When Bose was invited by the Bihar Forest Department to determine the age of the Munger banyan tree, she realised that conventional dating approaches would not work. Unlike most trees that form annual growth rings on their trunks, large banyan trees are essentially clusters of roots which have over time turned into trunks. To investigate its age, Bose and her team came up with a new method.

Through a process that Bose compared to taking a blood test, the researchers extracted alpha-cellulose, a component of the plant’s cell walls, from wood samples from older parts of the tree.

Through Accelerator Mass Spectrometry (AMS), which can isolate radioisotopes of elements, researchers determined the tree’s age. This process is known as high precision radiocarbon dating. The AMS tool itself can date samples all they way back to a million years, but when Bose’s team was selecting samples from the tree, they couldn’t sample older parts without harming them. Despite the analysed sample being 700 years old, Bose estimates that the tree is likely to be even older.

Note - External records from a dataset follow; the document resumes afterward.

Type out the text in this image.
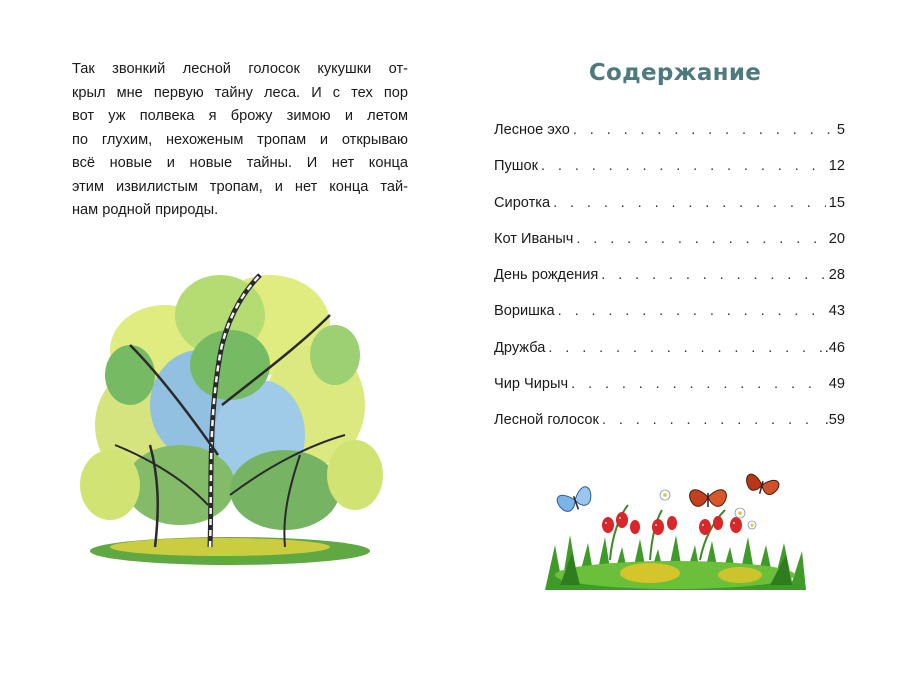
Так звонкий лесной голосок кукушки от-
крыл мне первую тайну леса. И с тех пор
вот уж полвека я брожу зимою и летом
по глухим, нехоженым тропам и открываю
всё новые и новые тайны. И нет конца
этим извилистым тропам, и нет конца тай-
нам родной природы.
Содержание
Лесное эхо . . .	5
Пушок . . .	12
Сиротка . . .	15
Кот Иваныч . . .	20
День рождения . . .	28
Воришка . . .	43
Дружба . . .	.46
Чир Чирыч . . .	49
Лесной голосок . . .	.59
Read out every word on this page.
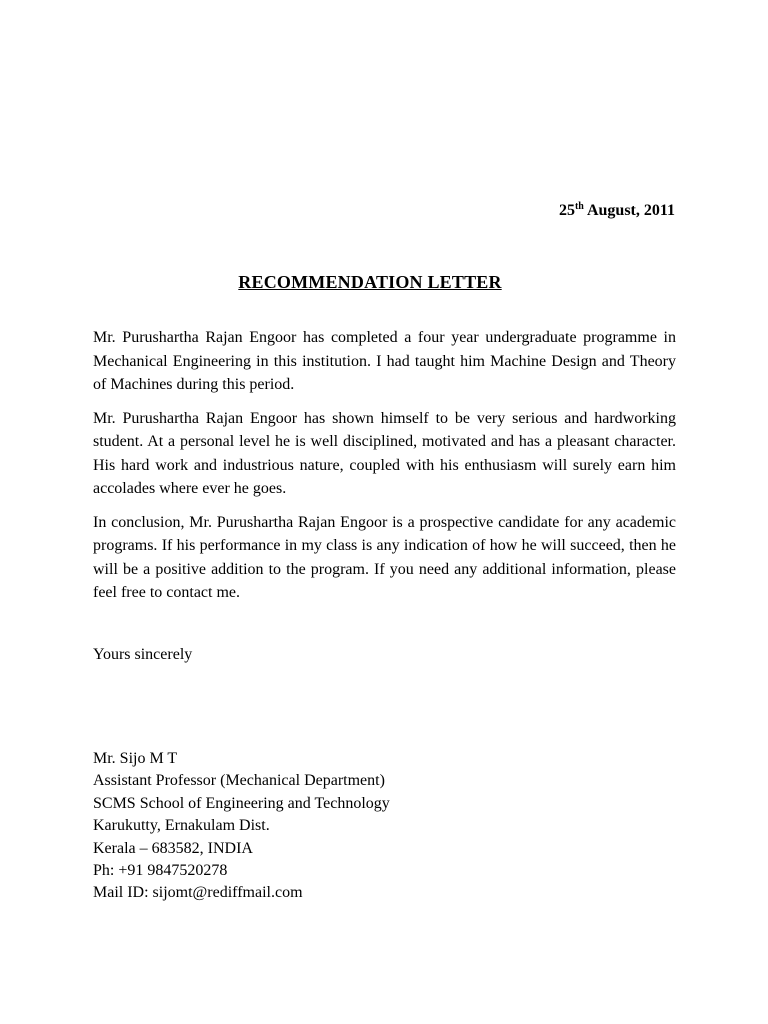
25th August, 2011
RECOMMENDATION LETTER

Mr. Purushartha Rajan Engoor has completed a four year undergraduate programme in Mechanical Engineering in this institution. I had taught him Machine Design and Theory of Machines during this period.

Mr. Purushartha Rajan Engoor has shown himself to be very serious and hardworking student. At a personal level he is well disciplined, motivated and has a pleasant character. His hard work and industrious nature, coupled with his enthusiasm will surely earn him accolades where ever he goes.

In conclusion, Mr. Purushartha Rajan Engoor is a prospective candidate for any academic programs. If his performance in my class is any indication of how he will succeed, then he will be a positive addition to the program. If you need any additional information, please feel free to contact me.

Yours sincerely
Mr. Sijo M T
Assistant Professor (Mechanical Department)
SCMS School of Engineering and Technology
Karukutty, Ernakulam Dist.
Kerala – 683582, INDIA
Ph: +91 9847520278
Mail ID: sijomt@rediffmail.com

“This finding refutes earlier assumptions that the Munger Banyan was planted in front of the historic ‘Burra Bunglow’, which, based on architectural style, dates to the late Mughal-Early British period (~300 to 350 years old), as a venue for dialogue between rulers and common citizens, village assemblies, religious ceremonies, and cultural exchanges,” reads a DST press release.

A hidden climate archive 

Bose, a history and archeology enthusiast, was first drawn to tree-dating when she realised that it allowed her a window into the past without having to find an abandoned archeological site.

“Palaeoclimate records are often too vague. They deal with a scale spanning centuries. But with trees, that scale is narrowed to years and decades,” she said.

The Munger banyan is one of Bose’s ongoing projects. Her team also travels to various rural parts across the country.

“As we do this more often, I am confident we will find older trees, bigger banyans,” she said, looking forward to the climate archives that await discovery.